According to some sources, Rich was born in the London parish of St Lawrence Jewry, the second son of Richard Rich by Joan Dingley; according to Carter, he was born at Basingstoke, Hampshire, the son of John Rich (d. 1509?), of Penton Mewsey, Hampshire, and a wife named Agnes whose surname is unknown. Early in 1551 he was described in an official document as 'fifty-four years of age and more', and was therefore born about 1496 or earlier. He had a brother, Robert, who was granted a messuage in Bucklersbury by Henry VIII on 24 February 1539, and who died in 1557.

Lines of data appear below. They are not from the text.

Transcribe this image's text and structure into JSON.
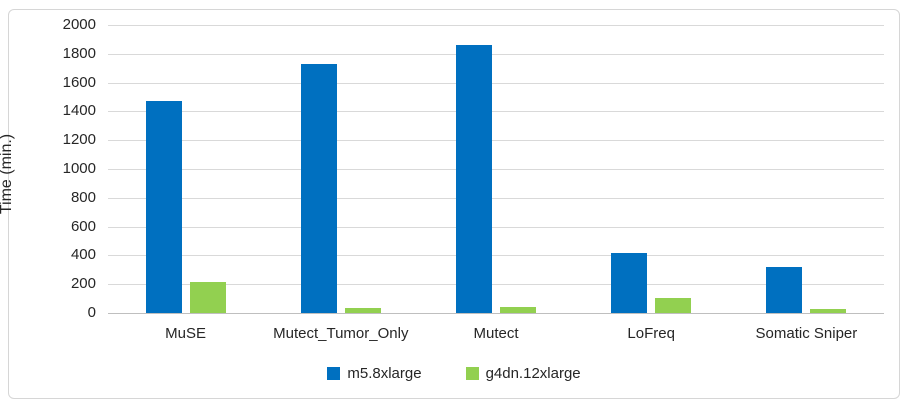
{
  "chart_data": {
    "type": "bar",
    "title": "",
    "ylabel": "Time (min.)",
    "xlabel": "",
    "ylim": [
      0,
      2000
    ],
    "ytick_step": 200,
    "grid": true,
    "legend_position": "bottom",
    "categories": [
      "MuSE",
      "Mutect_Tumor_Only",
      "Mutect",
      "LoFreq",
      "Somatic Sniper"
    ],
    "series": [
      {
        "name": "m5.8xlarge",
        "color": "#0070C0",
        "values": [
          1470,
          1730,
          1860,
          420,
          320
        ]
      },
      {
        "name": "g4dn.12xlarge",
        "color": "#92D050",
        "values": [
          215,
          35,
          45,
          105,
          30
        ]
      }
    ]
  },
  "colors": {
    "gridline": "#d9d9d9",
    "zero_axis": "#bfbfbf",
    "text": "#262626",
    "frame_border": "#d6d6d6",
    "background": "#ffffff"
  }
}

According to Sergeaunt (1889):
Little is known of his early life. He may have studied at Cambridge before 1516. In 1516 he entered the Middle Temple as a lawyer and at some point between 1520 and 1525 he was a reader at the New Inn. By 1528 we know that Rich was in search of a patron and wrote to Cardinal Wolsey; in 1529, Thomas Audley succeeded in helping him get elected as an MP for Colchester. As Audley's career advanced in the early 1530s so did Rich's through a variety of legal posts, before he became truly prominent in the mid-1530s.

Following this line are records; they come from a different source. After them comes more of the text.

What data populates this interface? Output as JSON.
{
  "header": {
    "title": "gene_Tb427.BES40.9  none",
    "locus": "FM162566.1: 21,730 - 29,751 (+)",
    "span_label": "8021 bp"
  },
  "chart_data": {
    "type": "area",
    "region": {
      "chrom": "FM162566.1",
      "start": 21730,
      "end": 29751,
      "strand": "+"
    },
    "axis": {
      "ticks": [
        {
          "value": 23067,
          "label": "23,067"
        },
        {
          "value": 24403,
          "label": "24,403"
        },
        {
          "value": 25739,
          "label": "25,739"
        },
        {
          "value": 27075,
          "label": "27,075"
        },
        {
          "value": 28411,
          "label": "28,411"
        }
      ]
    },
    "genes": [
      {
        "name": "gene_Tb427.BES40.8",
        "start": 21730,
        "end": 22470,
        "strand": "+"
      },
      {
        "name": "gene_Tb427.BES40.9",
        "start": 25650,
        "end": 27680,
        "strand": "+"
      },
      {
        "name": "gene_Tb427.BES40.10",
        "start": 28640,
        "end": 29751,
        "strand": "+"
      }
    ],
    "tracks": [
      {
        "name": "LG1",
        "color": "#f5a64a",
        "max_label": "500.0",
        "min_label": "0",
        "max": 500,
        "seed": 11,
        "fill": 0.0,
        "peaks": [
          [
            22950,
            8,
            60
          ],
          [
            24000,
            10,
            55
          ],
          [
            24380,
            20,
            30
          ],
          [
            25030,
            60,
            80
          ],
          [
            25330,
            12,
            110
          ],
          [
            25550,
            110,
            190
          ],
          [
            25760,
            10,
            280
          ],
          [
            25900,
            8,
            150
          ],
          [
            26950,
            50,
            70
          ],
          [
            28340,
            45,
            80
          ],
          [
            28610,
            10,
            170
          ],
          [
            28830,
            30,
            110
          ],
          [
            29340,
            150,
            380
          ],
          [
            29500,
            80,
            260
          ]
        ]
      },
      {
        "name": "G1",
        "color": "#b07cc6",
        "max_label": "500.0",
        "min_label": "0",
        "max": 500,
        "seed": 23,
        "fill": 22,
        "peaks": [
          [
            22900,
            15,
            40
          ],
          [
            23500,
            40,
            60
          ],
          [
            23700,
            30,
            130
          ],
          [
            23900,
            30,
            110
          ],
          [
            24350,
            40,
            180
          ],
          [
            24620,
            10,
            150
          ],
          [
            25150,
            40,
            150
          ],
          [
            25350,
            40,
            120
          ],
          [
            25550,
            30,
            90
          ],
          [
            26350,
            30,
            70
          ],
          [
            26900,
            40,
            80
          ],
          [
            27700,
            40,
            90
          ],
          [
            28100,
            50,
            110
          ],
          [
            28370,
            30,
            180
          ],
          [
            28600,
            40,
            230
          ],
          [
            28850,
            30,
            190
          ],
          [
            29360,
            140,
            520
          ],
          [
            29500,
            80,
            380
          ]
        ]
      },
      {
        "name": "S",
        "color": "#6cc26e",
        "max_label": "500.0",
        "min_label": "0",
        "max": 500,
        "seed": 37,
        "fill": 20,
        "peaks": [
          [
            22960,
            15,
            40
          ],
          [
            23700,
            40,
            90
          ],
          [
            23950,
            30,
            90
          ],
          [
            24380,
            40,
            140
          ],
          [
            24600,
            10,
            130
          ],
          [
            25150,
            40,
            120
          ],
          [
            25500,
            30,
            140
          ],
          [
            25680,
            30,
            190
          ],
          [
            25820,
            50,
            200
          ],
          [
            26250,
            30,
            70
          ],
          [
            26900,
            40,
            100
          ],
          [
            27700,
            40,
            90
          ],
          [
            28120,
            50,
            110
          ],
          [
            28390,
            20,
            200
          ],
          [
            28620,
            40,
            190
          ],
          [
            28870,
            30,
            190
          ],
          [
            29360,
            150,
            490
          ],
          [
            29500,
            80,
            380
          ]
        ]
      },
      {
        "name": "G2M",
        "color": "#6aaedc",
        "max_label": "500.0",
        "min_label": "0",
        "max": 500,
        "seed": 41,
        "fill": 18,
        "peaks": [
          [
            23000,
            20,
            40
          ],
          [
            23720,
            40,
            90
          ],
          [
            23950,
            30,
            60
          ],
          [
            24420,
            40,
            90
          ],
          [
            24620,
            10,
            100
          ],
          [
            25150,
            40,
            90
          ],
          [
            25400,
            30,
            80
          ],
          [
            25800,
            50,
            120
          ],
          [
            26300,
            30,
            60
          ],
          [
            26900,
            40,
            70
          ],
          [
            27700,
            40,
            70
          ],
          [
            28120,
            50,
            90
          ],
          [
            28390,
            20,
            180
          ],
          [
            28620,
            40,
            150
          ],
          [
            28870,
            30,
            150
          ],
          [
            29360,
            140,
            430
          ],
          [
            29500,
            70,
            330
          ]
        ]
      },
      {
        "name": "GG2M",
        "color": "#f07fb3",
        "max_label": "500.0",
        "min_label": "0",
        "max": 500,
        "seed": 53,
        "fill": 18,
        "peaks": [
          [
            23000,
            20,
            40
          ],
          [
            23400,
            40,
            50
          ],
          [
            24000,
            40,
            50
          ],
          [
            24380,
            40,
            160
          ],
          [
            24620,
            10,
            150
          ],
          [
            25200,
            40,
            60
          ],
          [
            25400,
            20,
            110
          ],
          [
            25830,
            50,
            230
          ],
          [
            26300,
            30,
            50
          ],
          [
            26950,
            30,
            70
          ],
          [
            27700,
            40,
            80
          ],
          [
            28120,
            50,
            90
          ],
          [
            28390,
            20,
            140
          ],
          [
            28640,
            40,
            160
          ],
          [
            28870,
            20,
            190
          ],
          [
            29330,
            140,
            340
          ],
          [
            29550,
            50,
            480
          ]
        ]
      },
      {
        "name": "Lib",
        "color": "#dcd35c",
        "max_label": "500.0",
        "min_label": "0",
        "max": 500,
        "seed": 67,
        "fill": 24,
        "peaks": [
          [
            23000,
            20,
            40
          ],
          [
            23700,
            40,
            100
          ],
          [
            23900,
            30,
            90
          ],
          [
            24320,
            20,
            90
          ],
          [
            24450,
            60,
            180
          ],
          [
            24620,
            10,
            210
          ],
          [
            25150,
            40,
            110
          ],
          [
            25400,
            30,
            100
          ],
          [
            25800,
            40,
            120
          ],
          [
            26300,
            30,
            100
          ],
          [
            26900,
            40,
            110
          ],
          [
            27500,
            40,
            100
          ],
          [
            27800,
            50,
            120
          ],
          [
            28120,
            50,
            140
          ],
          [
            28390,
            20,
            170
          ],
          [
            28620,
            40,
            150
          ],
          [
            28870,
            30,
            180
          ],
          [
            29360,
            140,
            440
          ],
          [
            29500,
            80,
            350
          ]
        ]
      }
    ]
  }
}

Other preferments followed, and in 1533 he was knighted and became Solicitor General, in which capacity he was to act under Thomas Cromwell as a "lesser hammer" for the demolition of the monasteries, and to secure the operation of Henry VIII's Act of Supremacy. He had a share in the trials of Thomas More and Bishop John Fisher. In both cases his evidence against the prisoner included admissions made in friendly conversation, and in More's case the words were given a misconstruction that could hardly be other than wilful. While on trial, More said that Rich was "always reputed light of his tongue, a great dicer and gamester, and not of any commendable fame." Rich would also play a major part in the fall of Cromwell.